This report provides an exploratory analysis of the digital text data provided for our predictive text project. The goal of this project is to build a smart keyboard algorithm that predicts the next word a user wants to type, similar to technologies found on modern smartphones.
We successfully loaded and analyzed three large datasets containing text from Blogs, News articles, and Twitter. This report outlines the basic structure of this data, uncovers key patterns in word usage, and outlines our strategy for building the final predictive application.
We successfully imported the three English text files
(en_US.blogs.txt, en_US.news.txt, and
en_US.twitter.txt). Because these files are exceptionally
large, we captured their core metrics—file sizes, line counts, and total
words—to understand the scale of data we are working with.
| File_Source | File_Size_MB | Line_Count | Word_Count |
|---|---|---|---|
| Blogs | 200.42 | 899,288 | 37,546,806 |
| News | 196.28 | 1,010,206 | 34,761,151 |
| 159.36 | 2,360,148 | 30,096,690 |
To build a predictor, we need to know which words and word combinations appear most frequently. Because processing millions of lines requires heavy computer memory, we took a random 1% sample of the data to uncover major linguistic patterns.

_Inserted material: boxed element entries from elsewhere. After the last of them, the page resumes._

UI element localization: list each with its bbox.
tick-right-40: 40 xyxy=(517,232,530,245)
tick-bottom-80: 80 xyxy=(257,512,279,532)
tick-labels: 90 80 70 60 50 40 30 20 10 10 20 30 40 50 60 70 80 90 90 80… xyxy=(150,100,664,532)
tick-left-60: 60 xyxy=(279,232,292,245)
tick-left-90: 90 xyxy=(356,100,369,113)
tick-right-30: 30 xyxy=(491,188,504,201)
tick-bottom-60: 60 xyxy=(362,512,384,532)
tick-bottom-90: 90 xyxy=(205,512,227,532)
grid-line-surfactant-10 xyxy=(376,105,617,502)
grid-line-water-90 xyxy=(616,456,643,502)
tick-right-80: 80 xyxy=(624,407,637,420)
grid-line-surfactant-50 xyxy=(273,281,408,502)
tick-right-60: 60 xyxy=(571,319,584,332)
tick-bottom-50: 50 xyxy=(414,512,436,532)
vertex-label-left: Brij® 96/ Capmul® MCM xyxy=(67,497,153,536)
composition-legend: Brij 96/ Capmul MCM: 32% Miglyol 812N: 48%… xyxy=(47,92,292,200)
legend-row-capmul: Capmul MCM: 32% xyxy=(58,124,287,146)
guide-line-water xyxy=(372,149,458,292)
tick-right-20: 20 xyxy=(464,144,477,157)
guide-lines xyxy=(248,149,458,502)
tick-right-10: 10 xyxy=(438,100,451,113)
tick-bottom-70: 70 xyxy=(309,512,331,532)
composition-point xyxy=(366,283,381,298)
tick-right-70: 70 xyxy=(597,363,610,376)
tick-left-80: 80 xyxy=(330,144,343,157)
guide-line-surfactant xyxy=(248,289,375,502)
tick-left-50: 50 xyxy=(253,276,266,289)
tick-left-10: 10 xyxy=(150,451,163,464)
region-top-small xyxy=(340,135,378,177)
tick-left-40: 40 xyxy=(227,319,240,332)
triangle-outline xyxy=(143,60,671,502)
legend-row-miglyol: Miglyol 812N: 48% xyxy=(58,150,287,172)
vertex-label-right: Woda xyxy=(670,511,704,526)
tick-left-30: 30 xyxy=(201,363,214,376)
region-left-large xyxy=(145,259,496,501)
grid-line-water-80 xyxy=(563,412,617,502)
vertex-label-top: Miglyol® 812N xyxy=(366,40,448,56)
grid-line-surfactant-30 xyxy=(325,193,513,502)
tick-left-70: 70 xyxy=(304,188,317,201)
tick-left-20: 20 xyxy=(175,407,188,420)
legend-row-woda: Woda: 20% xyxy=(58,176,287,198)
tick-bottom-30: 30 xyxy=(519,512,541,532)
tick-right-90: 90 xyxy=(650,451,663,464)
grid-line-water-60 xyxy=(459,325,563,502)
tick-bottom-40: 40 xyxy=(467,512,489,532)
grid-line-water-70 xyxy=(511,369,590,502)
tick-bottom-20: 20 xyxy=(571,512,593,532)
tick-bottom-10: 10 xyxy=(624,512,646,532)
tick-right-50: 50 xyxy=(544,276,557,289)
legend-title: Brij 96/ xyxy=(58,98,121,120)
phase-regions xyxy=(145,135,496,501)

We cleaned the text by removing punctuation, numbers, and converting everything to lowercase. We then analyzed Unigrams (single words) and Bigrams (two-word combinations).
As expected, standard filler words like “the”, “to”, and “and” dominate English text.
Analyzing phrases gives us a clearer picture of how words link together naturally (e.g., “of the”, “in the”, “to the”).
Based on our exploratory findings, we have a clear path forward for creating the final data product:
We will build a simple, clean interactive web interface using R Shiny: * Input text box: A space where the user can type any sentence. * Real-time prediction buttons: The app will instantly display the top 3 predicted next words below the text box, exactly like a smartphone keyboard.